Writing about their work in the online edition of the journal Environmental Science and Technology, the researchers say that their findings may further reveal the environmental and health dangers of carbon nanoparticles.
The findings attain significance because carbon nanoparticles are widely used in medicine, electronics, optics, materials science, and architecture, but their health and environmental impact is not fully understood.
During the study, the researchers observed that adult flies immersed in tiny pits containing two varieties of carbon nanoparticles died within hours.
Upon analysing the dead flies, the researchers found that the carbon nanoparticles had stuck to their bodies, covered their breathing holes, and coated their compound eyes.
Scientists are unsure whether any of these afflictions led directly to the flies' death.
Conducting another experiment, the researchers showed that adult flies transported carbon nanoparticles, and then deposited them elsewhere when they groomed themselves.
David Rand, a professor of Biology who specializes in fruit fly evolution, says that the findings help to show the risks of carbon nanoparticles in the environment.
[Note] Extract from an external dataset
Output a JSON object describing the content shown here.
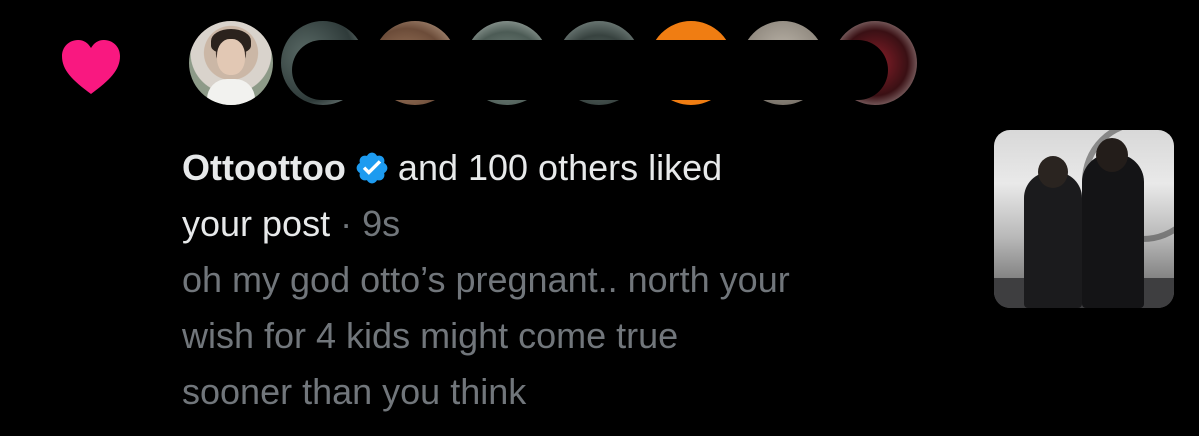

He says that the point is that the same compounds that were not toxic to the (fruit fly) larvae were toxic to the adults in some cases, so there may be analogies to other toxic effects from fine particles.
Rand and Robert Hurt, director of Brown's Institute for Molecular and Nanoscale Innovation and the other corresponding author, said that the findings were important because they show that permutations of the same material could have different effects in the environment.
The researchers now have several related experiments in the works, and they plan to test fruit flies' responses to nanosilver and other nanomaterials with different chemistries, and they will investigate why the adult Drosophila died from varieties of the carbon nanoparticles.